Perhaps this pan-European approach, well-resourced with a range of experts around the table, including representatives from Google, Twitter and Facebook, could be conducive to addressing misinformation? Indeed, as social media companies increasingly find it difficult to simultaneously satisfy all governments across Member States, perhaps this is the solution.

A number of proposals are being considered by the EU, which include encouraging online platforms to invest in AI to improve the discovery and tracking of disinformation, and partnering with media, fact-checkers and civil society groups to improve monitoring and debunking of fake news. In addition, the Commission is discussing how news media can invest in tech solutions to strengthen their content verification capabilities and promote more data-based investigative journalism.

But: is it even an issue?

The University of Oxford and Reuters published the results of a study they recently conducted on the issue of fake news in Italy and France. This joint study found that false news sites had an average monthly reach of less than 1% of the online population, compared to sites by the more established press (Le Figaro, France; La Repubblica, Italy) which had an average monthly reach of 22.3% and 50.9% respectively. It also found that the total time spent consuming false news websites each month is lower than the time spent on genuine news websites. In France, fake news sites generated 10 million minutes per month compared to Le Monde’s 178 million minutes; in Italy, such fake sites see an average of 7.5 million minutes compared to 443 million minutes for La Repubblica.

Either way, fake stories are often more emotive, more compelling and more ‘clickable’ than genuine articles, and they’re increasingly more sophisticated and difficult to differentiate due to technological advances. Therefore, their appeal is unlikely to dissipate any time soon.

How to identify #fakenews

One thing is certain: now, more than ever, it is crucial to promote media literacy and critical thinking. Encouraging schoolchildren to identify suspect URLs as well as verifying news stories by reaching out to experts, is important. Another approach is to invite journalists to teach students how to be actively aware of bias in the media. The role of libraries and library databases, as well as other renowned educational institutions in enhancing media literacy amongst the public, should also be emphasised.

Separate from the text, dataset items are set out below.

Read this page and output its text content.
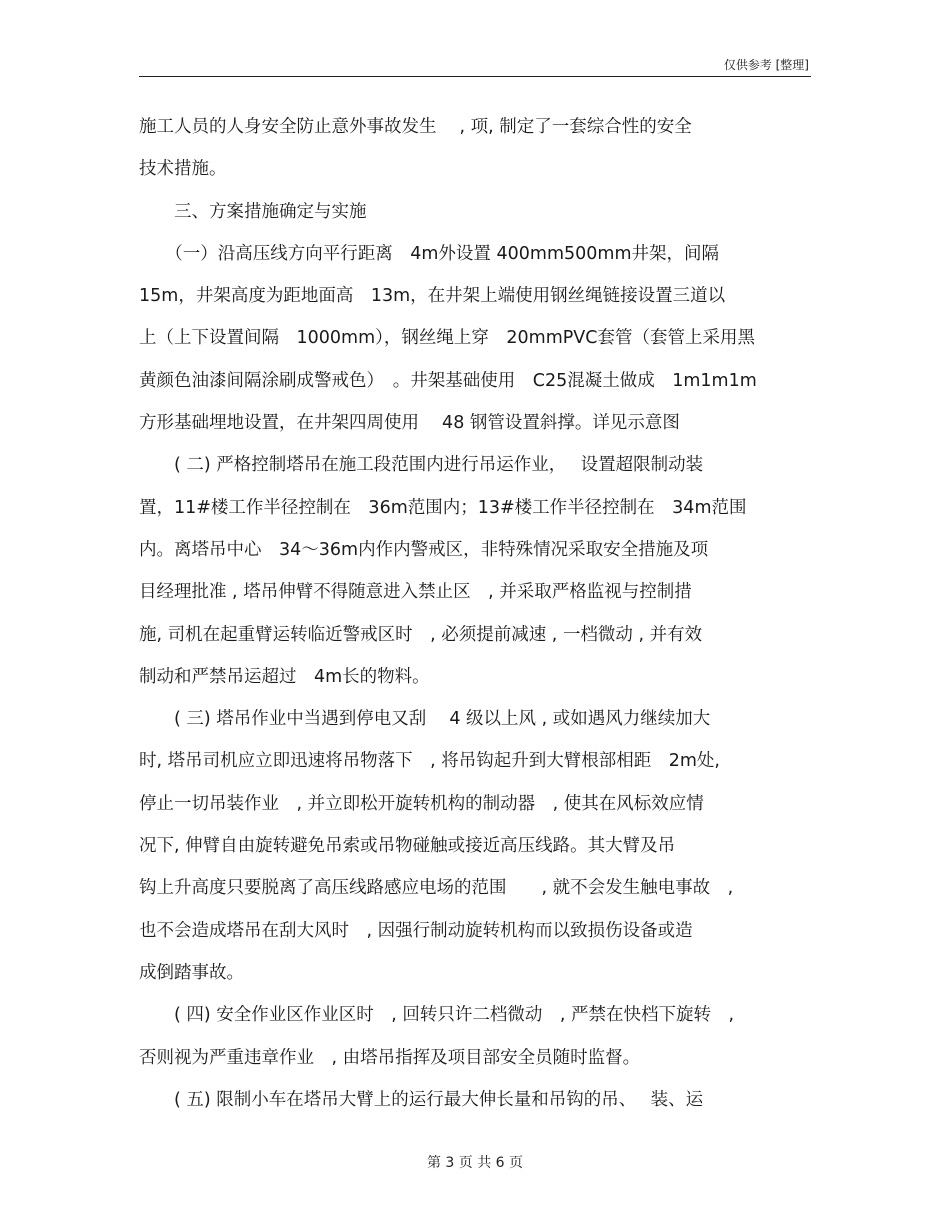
仅供参考 [整理]
施工人员的人身安全防止意外事故发生　 , 项, 制定了一套综合性的安全
技术措施。
　　三、方案措施确定与实施
　　（一）沿高压线方向平行距离　4m外设置 400mm500mm井架，间隔
15m，井架高度为距地面高　13m，在井架上端使用钢丝绳链接设置三道以
上（上下设置间隔　1000mm），钢丝绳上穿　20mmPVC套管（套管上采用黑
黄颜色油漆间隔涂刷成警戒色）　。井架基础使用　C25混凝土做成　1m1m1m
方形基础埋地设置，在井架四周使用　 48 钢管设置斜撑。详见示意图
　　( 二) 严格控制塔吊在施工段范围内进行吊运作业，　 设置超限制动装
置，11#楼工作半径控制在　36m范围内；13#楼工作半径控制在　34m范围
内。离塔吊中心　34～36m内作内警戒区，非特殊情况采取安全措施及项
目经理批准 , 塔吊伸臂不得随意进入禁止区　, 并采取严格监视与控制措
施, 司机在起重臂运转临近警戒区时　, 必须提前减速 , 一档微动 , 并有效
制动和严禁吊运超过　4m长的物料。
　　( 三) 塔吊作业中当遇到停电又刮　 4 级以上风 , 或如遇风力继续加大
时, 塔吊司机应立即迅速将吊物落下　, 将吊钩起升到大臂根部相距　2m处,
停止一切吊装作业　, 并立即松开旋转机构的制动器　, 使其在风标效应情
况下, 伸臂自由旋转避免吊索或吊物碰触或接近高压线路。其大臂及吊
钩上升高度只要脱离了高压线路感应电场的范围　　, 就不会发生触电事故　,
也不会造成塔吊在刮大风时　, 因强行制动旋转机构而以致损伤设备或造
成倒踏事故。
　　( 四) 安全作业区作业区时　, 回转只许二档微动　, 严禁在快档下旋转　,
否则视为严重违章作业　, 由塔吊指挥及项目部安全员随时监督。
　　( 五) 限制小车在塔吊大臂上的运行最大伸长量和吊钩的吊、　 装、运
第 3 页 共 6 页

In general, there are some guiding principles to consider when deciphering fact versus fiction online:

  • Consider the source: check the website, its mission and its contact information for anything suspicious.
  • Read between the lines: beyond the sensationalist headline, what is the content of the article and are the sources credible? Often, headlines are purposely outlandish in order to garner click-throughs. If it’s particularly outrageous, it may be satire.
  • Search the author: attempt to retrieve further information about the author. Are they credible? Are they even real?
  • Check the date and quality: often articles and old news stories are re-posted. Reputable sources have high proofreading and grammatical standards: if there are major errors or dramatic punctuation, think twice before sharing the information.
  • Ask the Experts: increasingly, fact-checking sites are being developed to counter the spiralling fake news feeds.
  • Check reverse searches for sources and images: Assessing the sources and images ensures the information has been accurately applied and not altered to meet the author’s point of view. The same goes for images: in an era of Photoshop, you can’t always believe what you see.

Despite the complex, confusing and often contradictory rhetoric which defines global information and media today, one thing is for certain: fake news is here to stay. But where are we going to end up? Current proposals to address #fakenews could allow governments to define what information is “good”: could an incumbent government step in during elections and constrain the freedom of expression of its opponents? Hopefully, the EU and other platforms will insist that despite new policies being introduced, press freedom above all else will be preserved.